Servis edilen metinde şu ifadeler yer alıyor:
Bursa’da kırsal kalkınmayı sağlayarak köyden kente göçün önüne geçmek için kaliteli fide fidan dağıtımından ekipman desteklerine ve pazarlamaya kadar her alanda üreticinin yanında olan Büyükşehir Belediyesi, hayvancılığa destek olmak amacıyla kırsal mahallelerdeki meraları da koruma altına alıyor.
Hayvansal üretimi geliştirmek amacıyla toprak yapısının iyileştirilerek, fabrikasyon yem tüketiminin azaltılması, böylelikle de çiftçinin yem giderlerinin minimuma indirilmesi hedefleniyor. Bu amaç doğrultusunda münavebeli otlatma ve uygun bir mera yönetiminin sağlanması için mera ıslah projesi kapsamında tel çit uygulamasıyla meralar koruma altına alınıyor.
Çalışma kapsamında son iki yılda Mustafakemalpaşa’da 7, İnegöl’de 2 ve İznik’te 2 olmak üzere 11 kırsal mahallenin merasında yaklaşık 25 bin metre tel çit uygulaması yapıldı. Böylelikle toplamda 9000 dekar mera alanı çitlerle çevrilerek koruma altında alınmış oldu.

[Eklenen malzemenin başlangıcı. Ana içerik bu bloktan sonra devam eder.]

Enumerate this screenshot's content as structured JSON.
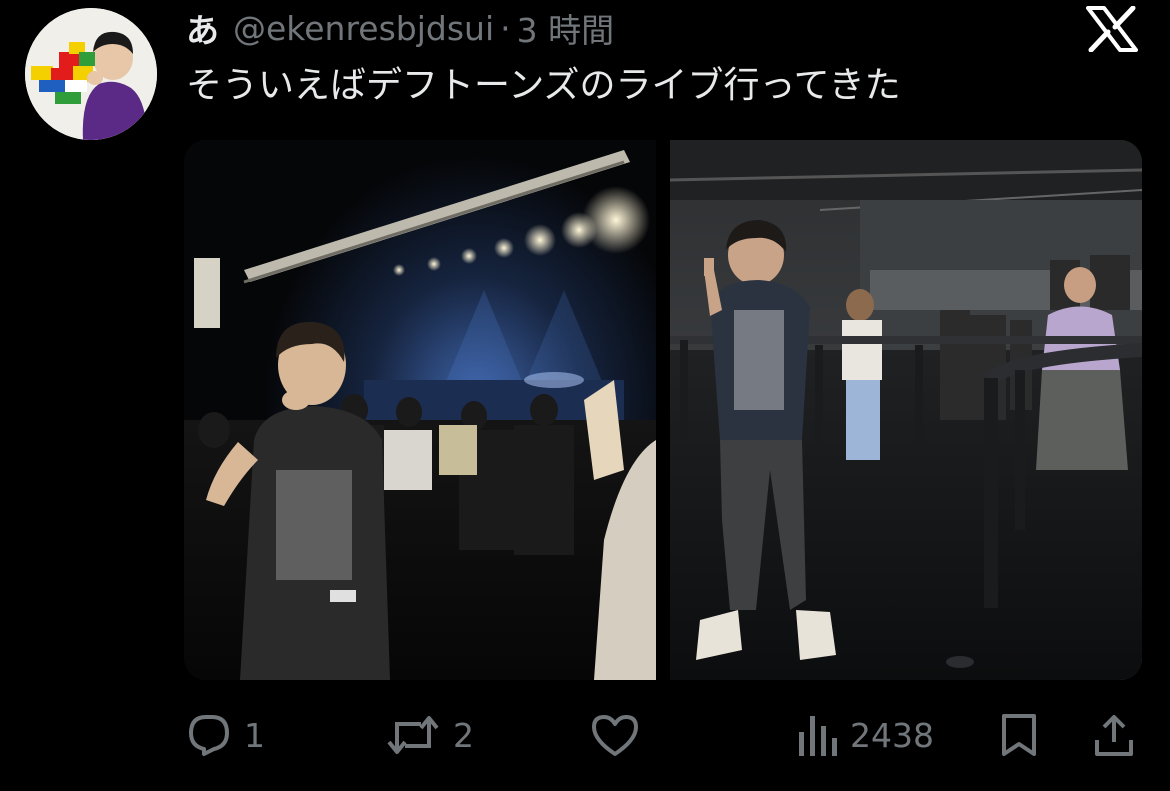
{
  "tweet": {
    "display_name": "あ",
    "handle": "@ekenresbjdsui",
    "separator": "·",
    "time": "3 時間",
    "text": "そういえばデフトーンズのライブ行ってきた"
  },
  "icons": {
    "brand": "x-logo-icon",
    "reply": "reply-icon",
    "retweet": "retweet-icon",
    "like": "heart-icon",
    "views": "views-icon",
    "bookmark": "bookmark-icon",
    "share": "share-icon"
  },
  "media": {
    "photo_count": 2
  },
  "stats": {
    "replies": "1",
    "retweets": "2",
    "views": "2438"
  },
  "colors": {
    "background": "#000000",
    "text_primary": "#e7e9ea",
    "text_secondary": "#71767b"
  }
}
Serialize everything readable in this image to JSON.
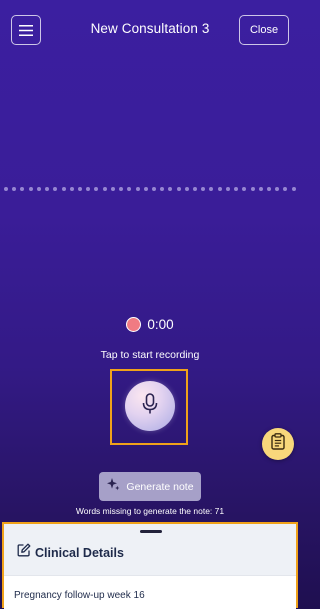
{
  "header": {
    "title": "New Consultation 3",
    "close_label": "Close",
    "menu_icon": "hamburger-menu-icon"
  },
  "recorder": {
    "elapsed": "0:00",
    "instruction": "Tap to start recording",
    "mic_icon": "microphone-icon",
    "status_color": "#f07b83"
  },
  "generate": {
    "label": "Generate note",
    "icon": "sparkle-icon",
    "words_missing_text": "Words missing to generate the note: 71"
  },
  "fab": {
    "icon": "clipboard-icon",
    "color": "#f8d77b"
  },
  "clinical_details": {
    "title": "Clinical Details",
    "icon": "edit-icon",
    "note": "Pregnancy follow-up week 16"
  },
  "colors": {
    "background_top": "#3b1fa0",
    "background_bottom": "#1f0f50",
    "highlight": "#f0a21a",
    "generate_button": "#a6a0c8"
  }
}
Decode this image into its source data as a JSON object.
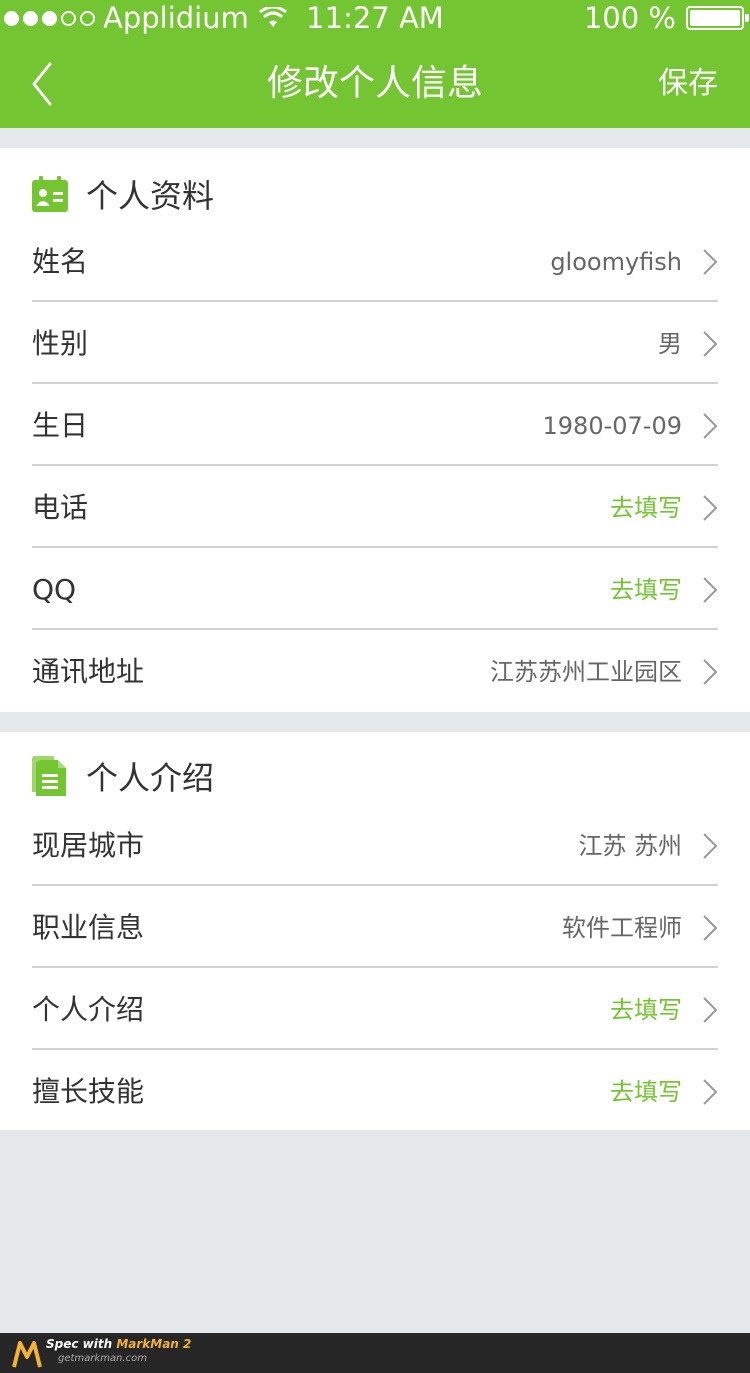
{
  "status_bar": {
    "carrier": "Applidium",
    "time": "11:27 AM",
    "battery": "100 %",
    "signal_dots_filled": 3,
    "signal_dots_total": 5
  },
  "nav": {
    "title": "修改个人信息",
    "save_label": "保存",
    "back_icon": "chevron-left-icon"
  },
  "colors": {
    "header_bg": "#73c631",
    "page_bg": "#e5e8ea",
    "card_bg": "#ffffff",
    "label": "#333333",
    "value": "#666666",
    "accent_value": "#72c630",
    "divider": "#d2d2d2"
  },
  "section_profile": {
    "title": "个人资料",
    "icon": "contact-card-icon",
    "rows": [
      {
        "label": "姓名",
        "value": "gloomyfish",
        "filled": true
      },
      {
        "label": "性别",
        "value": "男",
        "filled": true
      },
      {
        "label": "生日",
        "value": "1980-07-09",
        "filled": true
      },
      {
        "label": "电话",
        "value": "去填写",
        "filled": false
      },
      {
        "label": "QQ",
        "value": "去填写",
        "filled": false
      },
      {
        "label": "通讯地址",
        "value": "江苏苏州工业园区",
        "filled": true
      }
    ]
  },
  "section_intro": {
    "title": "个人介绍",
    "icon": "document-icon",
    "rows": [
      {
        "label": "现居城市",
        "value": "江苏 苏州",
        "filled": true
      },
      {
        "label": "职业信息",
        "value": "软件工程师",
        "filled": true
      },
      {
        "label": "个人介绍",
        "value": "去填写",
        "filled": false
      },
      {
        "label": "擅长技能",
        "value": "去填写",
        "filled": false
      }
    ]
  },
  "watermark": {
    "line1_prefix": "Spec with ",
    "line1_brand": "MarkMan 2",
    "line2": "getmarkman.com"
  }
}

İşin açığı ben, geç kaldığını söylemekle beraber bu adımın çok kıymetli olduğunu düşünüyorum.
Hem en başından beri savunduğum meranın köylüde esasen üretende kalması gerekliliğine hizmet ediyor hem de kentin tarım kimliğinin muhafazasını sağlıyor.
Kırsalda kalkınmayı sağlaması, köyden kente göçü durdurup tersine göçü güçlendirmesi konularını bundan ayrı düşünsem de bu noktalarda da pozitif yansıları bulunuyor.
Büyükşehir yasası ile meraların değişen statüsünün, tüm süreçlere zarar verdiğini yaşayıp gördük.
Meraların köylünün elinden alınmasının tarımsal ve hayvancılık üretimini ne denli kötü etkilediğine şahit olduk.
Meraları, parselleyip ‘tiny house’lar ile doldurup şehrin gürültüsünden sıkılanlara bir nefes durağı pazarlamanın hiçbir faydası olmadığını bilen birilerinin olduğu görmek sevindirici.
Keşke mezkûr ilçedeki satışlardan önce bu adım atılabilmiş olsaydı… Yine de 2 yıldır sürdüğünü öğrendiğimiz çalışma ve ‘mera ıslahı projesi’ bu boyutta ise çok iyi bir adım.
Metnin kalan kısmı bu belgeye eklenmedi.